Aucune remise en cause des politiques absurdes et profondément injustes menées jusqu’à présent et que refusent désormais les peuples européens dès lors qu’ils sont consultés et s’affranchissent enfin des dictats et ultimatums en tous genres. Le gotha se cabre, se replie sur lui-même et adopte des positions de plus en plus dictatoriales. Cet impersonnel appareil bureaucratique qui a vidé de son âme un projet qui aurait pu passionner les peuples européens dès lors qu’il avait comme priorité le bien-être des individus, les a opposés entre eux au profit de la finance, et à terme, finira par tourner à vide, avant de se déliter complètement. Parce qu’il ne faut pas oublier une chose : la Grande-Bretagne n’est pas la Grèce qui en est à vendre ses ilôts. Et ce que ces mêmes fonctionnaires surpayés se sont permis d’imposer au peuple grec, ils ne pourront pas le faire au peuple britannique, dont il faut peut-être leur rappeler que le Royaume, c’est aussi le Commonwealth qui regroupe 53 Etats… et une capacité à rebondir dès lors qu’il n’est plus entravé par les absurdes règlements européens !

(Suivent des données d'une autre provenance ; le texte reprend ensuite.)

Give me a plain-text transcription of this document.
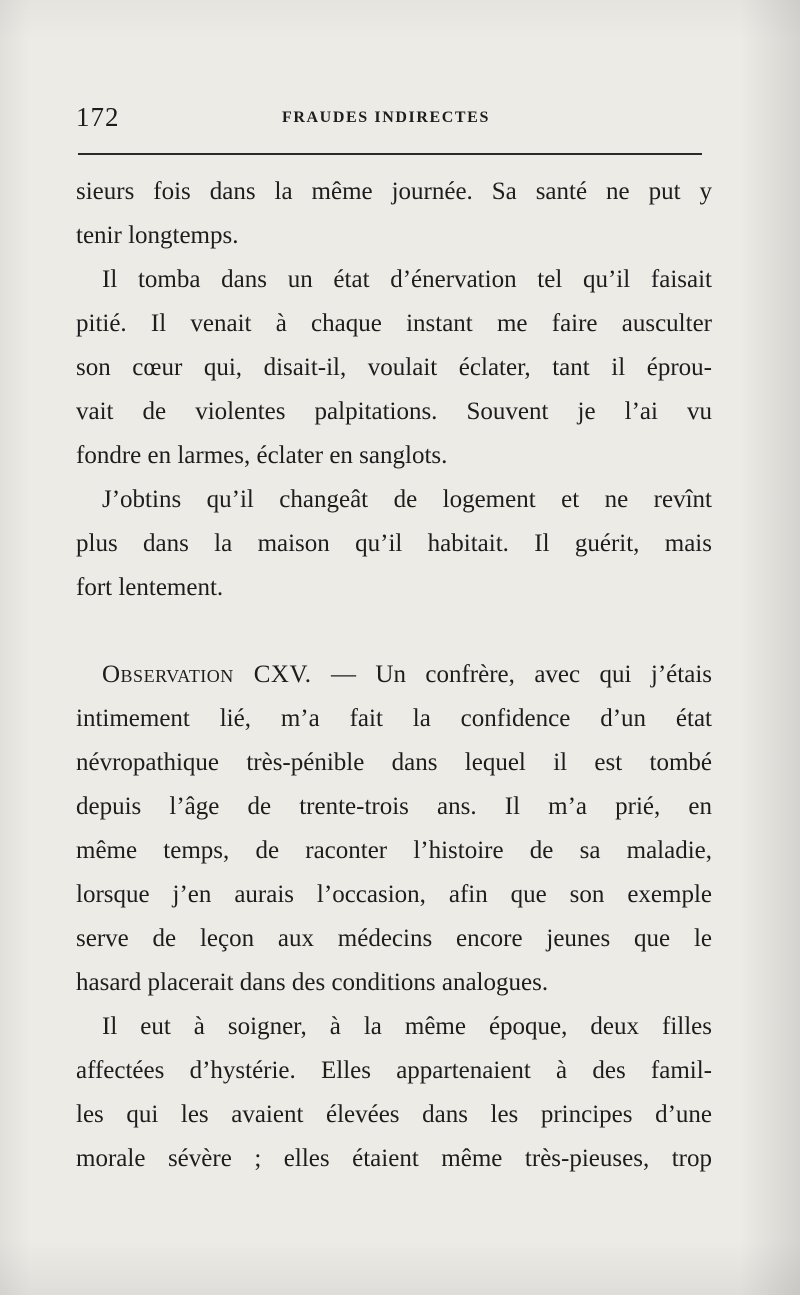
172	FRAUDES INDIRECTES
sieurs fois dans la même journée. Sa santé ne put y
tenir longtemps.
Il tomba dans un état d’énervation tel qu’il faisait
pitié. Il venait à chaque instant me faire ausculter
son cœur qui, disait-il, voulait éclater, tant il éprou-
vait de violentes palpitations. Souvent je l’ai vu
fondre en larmes, éclater en sanglots.
J’obtins qu’il changeât de logement et ne revînt
plus dans la maison qu’il habitait. Il guérit, mais
fort lentement.
Observation CXV. — Un confrère, avec qui j’étais
intimement lié, m’a fait la confidence d’un état
névropathique très-pénible dans lequel il est tombé
depuis l’âge de trente-trois ans. Il m’a prié, en
même temps, de raconter l’histoire de sa maladie,
lorsque j’en aurais l’occasion, afin que son exemple
serve de leçon aux médecins encore jeunes que le
hasard placerait dans des conditions analogues.
Il eut à soigner, à la même époque, deux filles
affectées d’hystérie. Elles appartenaient à des famil-
les qui les avaient élevées dans les principes d’une
morale sévère ; elles étaient même très-pieuses, trop
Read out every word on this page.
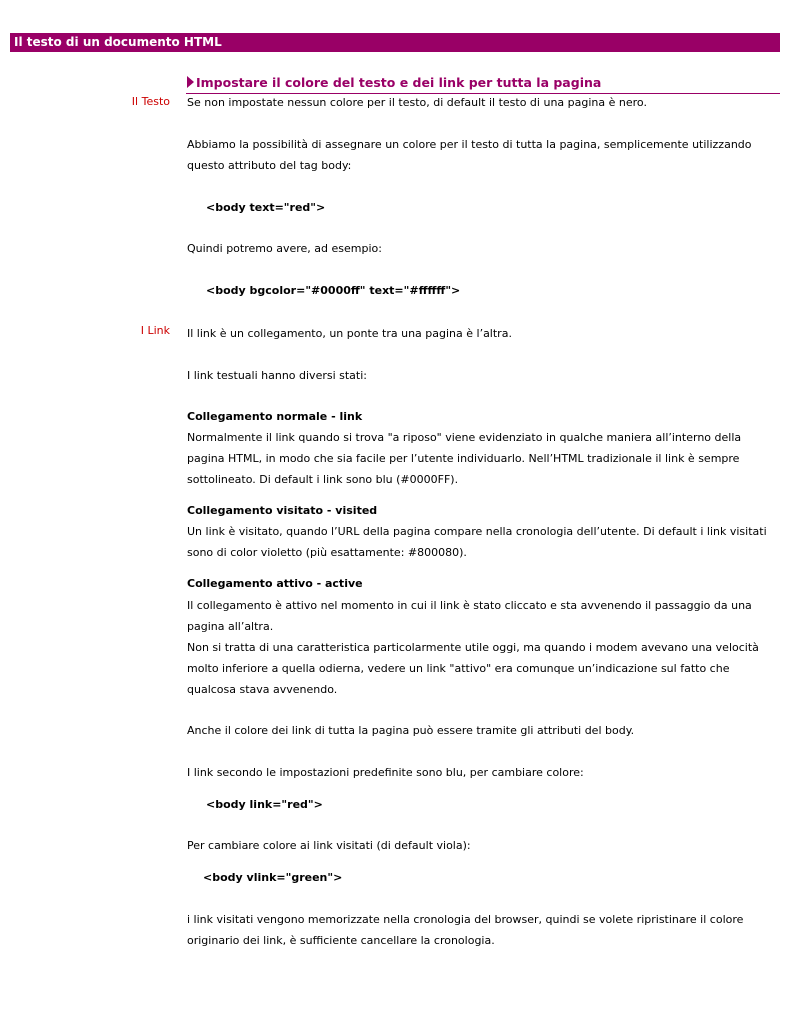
Il testo di un documento HTML
Impostare il colore del testo e dei link per tutta la pagina
Il Testo Se non impostate nessun colore per il testo, di default il testo di una pagina è nero.

Abbiamo la possibilità di assegnare un colore per il testo di tutta la pagina, semplicemente utilizzando questo attributo del tag body:

<body text="red">

Quindi potremo avere, ad esempio:

<body bgcolor="#0000ff" text="#ffffff">
I Link Il link è un collegamento, un ponte tra una pagina è l’altra.

I link testuali hanno diversi stati:

Collegamento normale - link

Normalmente il link quando si trova "a riposo" viene evidenziato in qualche maniera all’interno della pagina HTML, in modo che sia facile per l’utente individuarlo. Nell’HTML tradizionale il link è sempre sottolineato. Di default i link sono blu (#0000FF).

Collegamento visitato - visited

Un link è visitato, quando l’URL della pagina compare nella cronologia dell’utente. Di default i link visitati sono di color violetto (più esattamente: #800080).

Collegamento attivo - active

Il collegamento è attivo nel momento in cui il link è stato cliccato e sta avvenendo il passaggio da una pagina all’altra.

Non si tratta di una caratteristica particolarmente utile oggi, ma quando i modem avevano una velocità molto inferiore a quella odierna, vedere un link "attivo" era comunque un’indicazione sul fatto che qualcosa stava avvenendo.

Anche il colore dei link di tutta la pagina può essere tramite gli attributi del body.

I link secondo le impostazioni predefinite sono blu, per cambiare colore:

<body link="red">

Per cambiare colore ai link visitati (di default viola):

<body vlink="green">

i link visitati vengono memorizzate nella cronologia del browser, quindi se volete ripristinare il colore originario dei link, è sufficiente cancellare la cronologia.
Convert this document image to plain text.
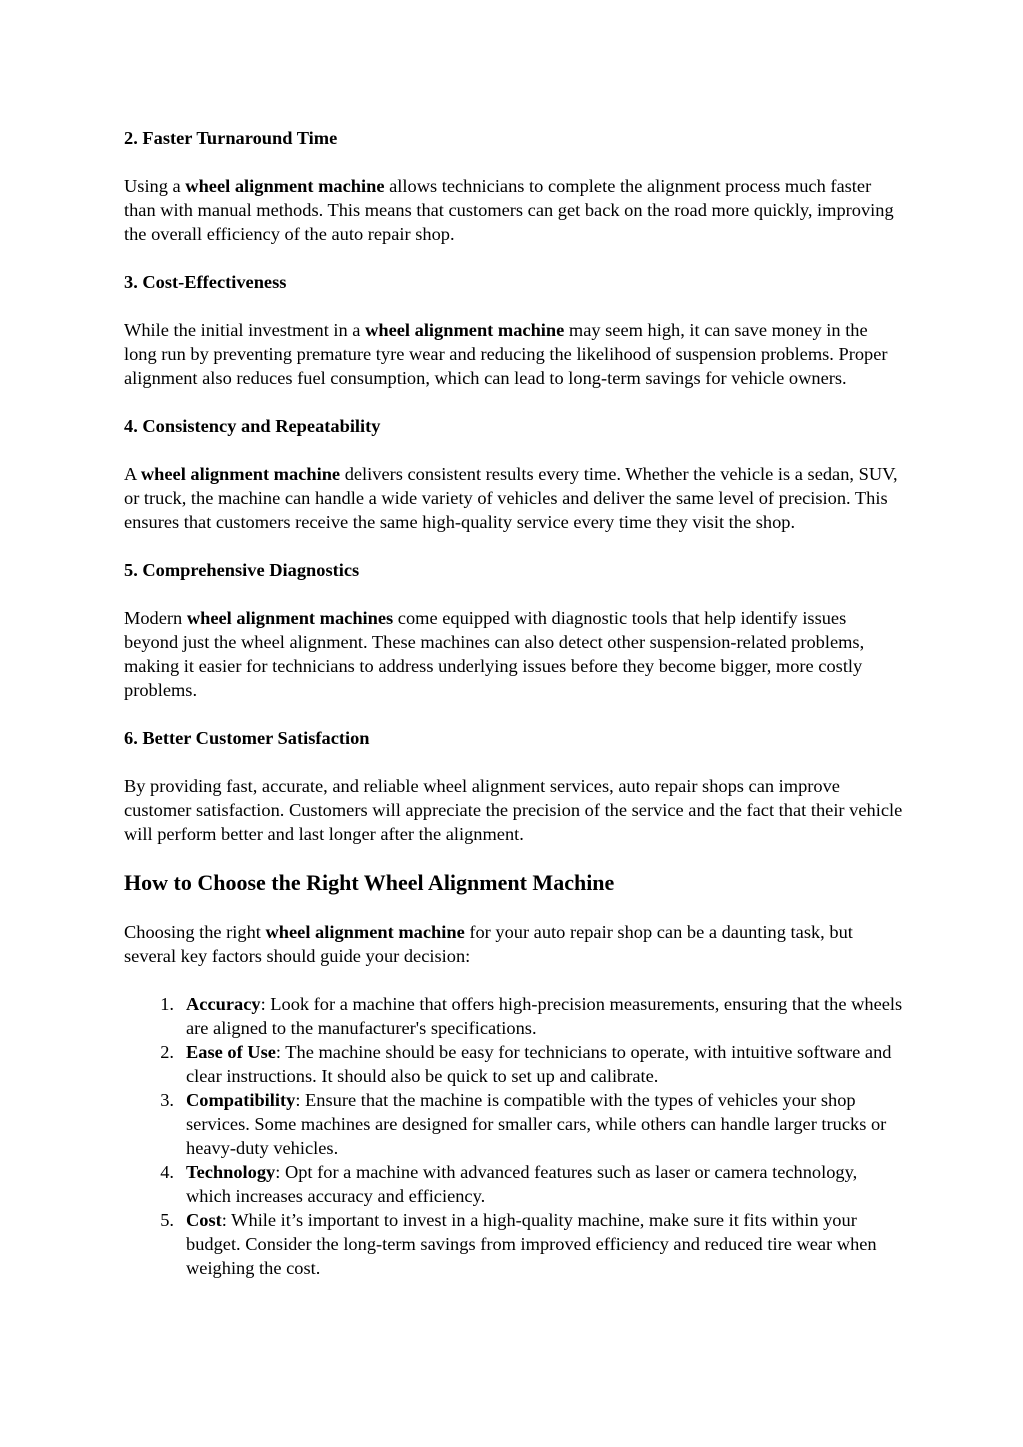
2. Faster Turnaround Time

Using a wheel alignment machine allows technicians to complete the alignment process much faster than with manual methods. This means that customers can get back on the road more quickly, improving the overall efficiency of the auto repair shop.

3. Cost-Effectiveness

While the initial investment in a wheel alignment machine may seem high, it can save money in the long run by preventing premature tyre wear and reducing the likelihood of suspension problems. Proper alignment also reduces fuel consumption, which can lead to long-term savings for vehicle owners.

4. Consistency and Repeatability

A wheel alignment machine delivers consistent results every time. Whether the vehicle is a sedan, SUV, or truck, the machine can handle a wide variety of vehicles and deliver the same level of precision. This ensures that customers receive the same high-quality service every time they visit the shop.

5. Comprehensive Diagnostics

Modern wheel alignment machines come equipped with diagnostic tools that help identify issues beyond just the wheel alignment. These machines can also detect other suspension-related problems, making it easier for technicians to address underlying issues before they become bigger, more costly problems.

6. Better Customer Satisfaction

By providing fast, accurate, and reliable wheel alignment services, auto repair shops can improve customer satisfaction. Customers will appreciate the precision of the service and the fact that their vehicle will perform better and last longer after the alignment.

How to Choose the Right Wheel Alignment Machine

Choosing the right wheel alignment machine for your auto repair shop can be a daunting task, but several key factors should guide your decision:

1. Accuracy: Look for a machine that offers high-precision measurements, ensuring that the wheels are aligned to the manufacturer's specifications.
2. Ease of Use: The machine should be easy for technicians to operate, with intuitive software and clear instructions. It should also be quick to set up and calibrate.
3. Compatibility: Ensure that the machine is compatible with the types of vehicles your shop services. Some machines are designed for smaller cars, while others can handle larger trucks or heavy-duty vehicles.
4. Technology: Opt for a machine with advanced features such as laser or camera technology, which increases accuracy and efficiency.
5. Cost: While it’s important to invest in a high-quality machine, make sure it fits within your budget. Consider the long-term savings from improved efficiency and reduced tire wear when weighing the cost.
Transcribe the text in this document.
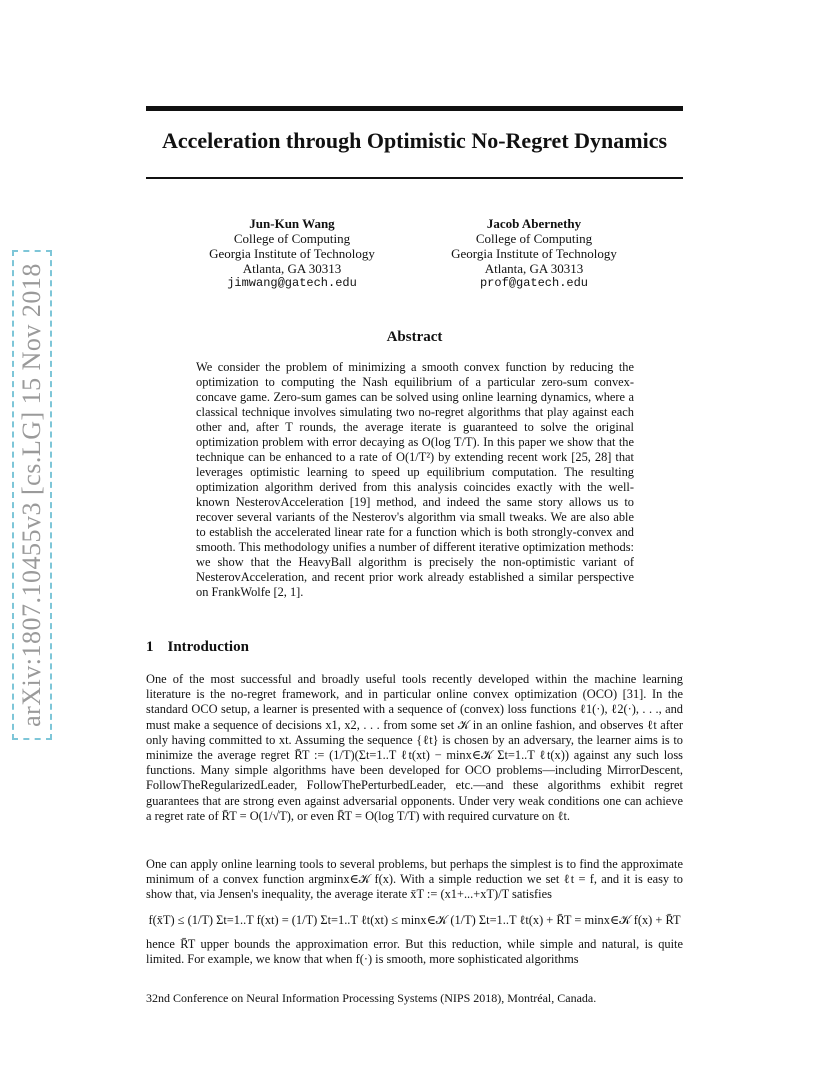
arXiv:1807.10455v3 [cs.LG] 15 Nov 2018
Acceleration through Optimistic No-Regret Dynamics
Jun-Kun Wang
College of Computing
Georgia Institute of Technology
Atlanta, GA 30313
jimwang@gatech.edu
Jacob Abernethy
College of Computing
Georgia Institute of Technology
Atlanta, GA 30313
prof@gatech.edu
Abstract

We consider the problem of minimizing a smooth convex function by reducing the optimization to computing the Nash equilibrium of a particular zero-sum convex-concave game. Zero-sum games can be solved using online learning dynamics, where a classical technique involves simulating two no-regret algorithms that play against each other and, after T rounds, the average iterate is guaranteed to solve the original optimization problem with error decaying as O(log T/T). In this paper we show that the technique can be enhanced to a rate of O(1/T²) by extending recent work [25, 28] that leverages optimistic learning to speed up equilibrium computation. The resulting optimization algorithm derived from this analysis coincides exactly with the well-known NesterovAcceleration [19] method, and indeed the same story allows us to recover several variants of the Nesterov's algorithm via small tweaks. We are also able to establish the accelerated linear rate for a function which is both strongly-convex and smooth. This methodology unifies a number of different iterative optimization methods: we show that the HeavyBall algorithm is precisely the non-optimistic variant of NesterovAcceleration, and recent prior work already established a similar perspective on FrankWolfe [2, 1].

1 Introduction

One of the most successful and broadly useful tools recently developed within the machine learning literature is the no-regret framework, and in particular online convex optimization (OCO) [31]. In the standard OCO setup, a learner is presented with a sequence of (convex) loss functions ℓ1(·), ℓ2(·), . . ., and must make a sequence of decisions x1, x2, . . . from some set 𝒦 in an online fashion, and observes ℓt after only having committed to xt. Assuming the sequence {ℓt} is chosen by an adversary, the learner aims is to minimize the average regret R̄T := (1/T)(Σt=1..T ℓt(xt) − minx∈𝒦 Σt=1..T ℓt(x)) against any such loss functions. Many simple algorithms have been developed for OCO problems—including MirrorDescent, FollowTheRegularizedLeader, FollowThePerturbedLeader, etc.—and these algorithms exhibit regret guarantees that are strong even against adversarial opponents. Under very weak conditions one can achieve a regret rate of R̄T = O(1/√T), or even R̄T = O(log T/T) with required curvature on ℓt.

One can apply online learning tools to several problems, but perhaps the simplest is to find the approximate minimum of a convex function argminx∈𝒦 f(x). With a simple reduction we set ℓt = f, and it is easy to show that, via Jensen's inequality, the average iterate x̄T := (x1+...+xT)/T satisfies

f(x̄T) ≤ (1/T) Σt=1..T f(xt) = (1/T) Σt=1..T ℓt(xt) ≤ minx∈𝒦 (1/T) Σt=1..T ℓt(x) + R̄T = minx∈𝒦 f(x) + R̄T

hence R̄T upper bounds the approximation error. But this reduction, while simple and natural, is quite limited. For example, we know that when f(·) is smooth, more sophisticated algorithms

32nd Conference on Neural Information Processing Systems (NIPS 2018), Montréal, Canada.
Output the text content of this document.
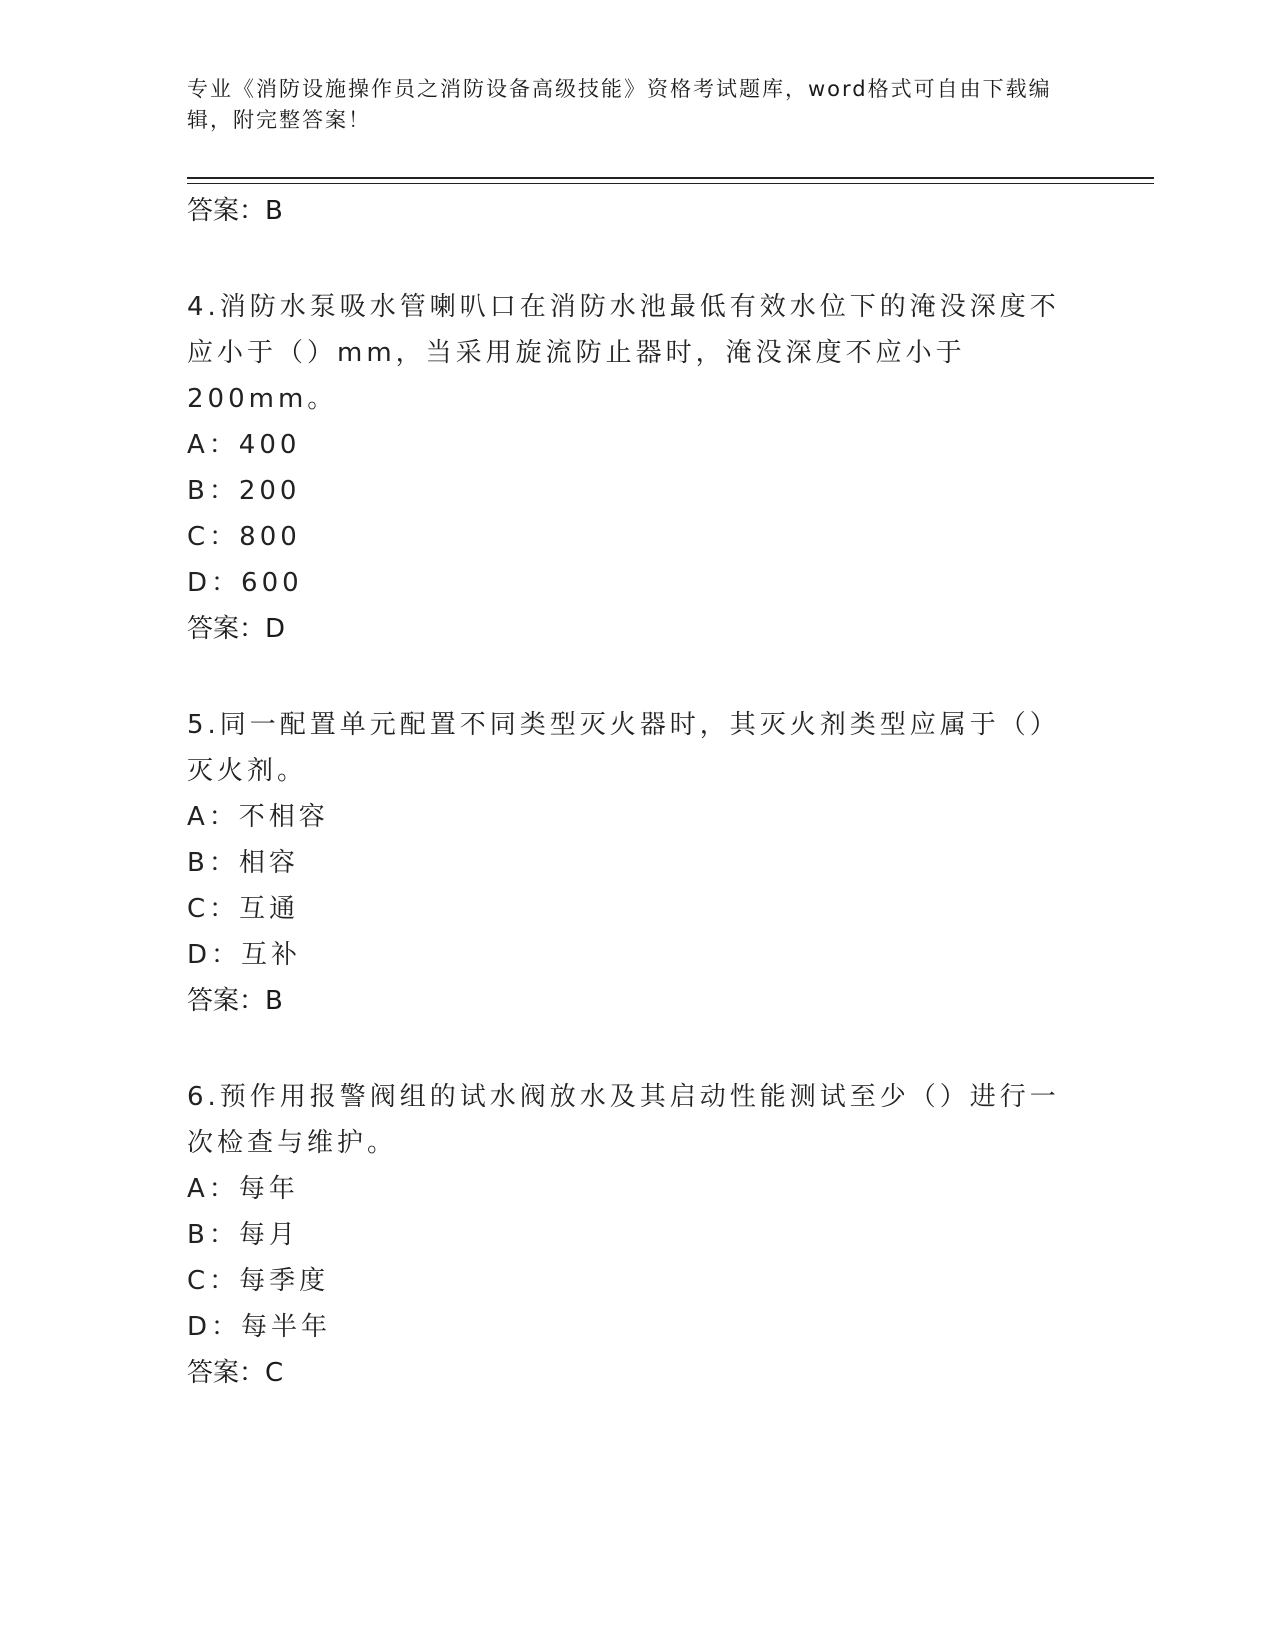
专业《消防设施操作员之消防设备高级技能》资格考试题库，word格式可自由下载编辑，附完整答案！
答案：B
4.消防水泵吸水管喇叭口在消防水池最低有效水位下的淹没深度不应小于（）mm，当采用旋流防止器时，淹没深度不应小于200mm。
A：400
B：200
C：800
D：600
答案：D
5.同一配置单元配置不同类型灭火器时，其灭火剂类型应属于（）灭火剂。
A：不相容
B：相容
C：互通
D：互补
答案：B
6.预作用报警阀组的试水阀放水及其启动性能测试至少（）进行一次检查与维护。
A：每年
B：每月
C：每季度
D：每半年
答案：C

Une fois encore, outre l’incompétence crasse du personnel politique que révèlent ces évènements, il faudrait que les responsables finissent par comprendre qu’en démocratie – ou ce qu’il en reste – aller à marche forcée à l’encontre des désirs de la population finit tôt ou tard par se retourner contre eux. Que ce soit en politique intérieure aussi bien qu’en politique extérieure. Les peuples ne veulent plus d’une UE asservie à la politique des USA ; ne veulent plus des mensonges de leurs dirigeants pour les emmener dans des guerres abjectes ; ne veulent plus suivre aveuglément les impostures de l’OTAN à l’encontre de la Russie accusée de tentations expansionnistes alors que les bases et les missiles qui encerclent ce vaste pays voisin se sont multipliées ; ne veulent plus des politiques guerrières menées en Afrique et au Moyen-Orient sous prétexte de dangers imminents qui nous menaceraient ; ne veulent plus subir la concurrence effrénée des travailleurs entre eux ; ne veulent plus de décisions prises sous l’influence de lobbies malfaisants ; ne veulent plus de privilèges outranciers réservés à une technocratie qui n’est motivée que par son maintien en place pour en tirer le maximum d’avantages – la dernière nomination de J-M Barroso chez Goldman Sachs en est un exemple édifiant – ; ne veulent plus de tractations menées dans l’ombre et les couloirs dès lors qu’il s’agit de décisions capitales pour leur avenir, tel le TAFTA ; ne veulent plus d’une justice à géométrie variable dès qu’il s’agit d’Israël qui bafoue impunément le Droit international depuis des décennies ; ne veulent plus de patrons voyous qui s’en mettent plein les poches à travers des émoluments injustifiés et des montages fiscaux au détriment des entreprises et de leurs salariés dont le nombre de burnouts et de suicides a explosé ; ne veulent plus de l’impunité des fraudeurs planqués dans les paradis fiscaux dont l’un des chefs d’orchestres se trouve à la tête de la Commission européenne ; ne veulent plus d’un système économique qui met en danger l’avenir des espèces vivantes, tant l’environnement est pollué à tous niveaux ; et ainsi de suite… dans une liste tellement longue qu’il est impossible de tout énumérer dans un article.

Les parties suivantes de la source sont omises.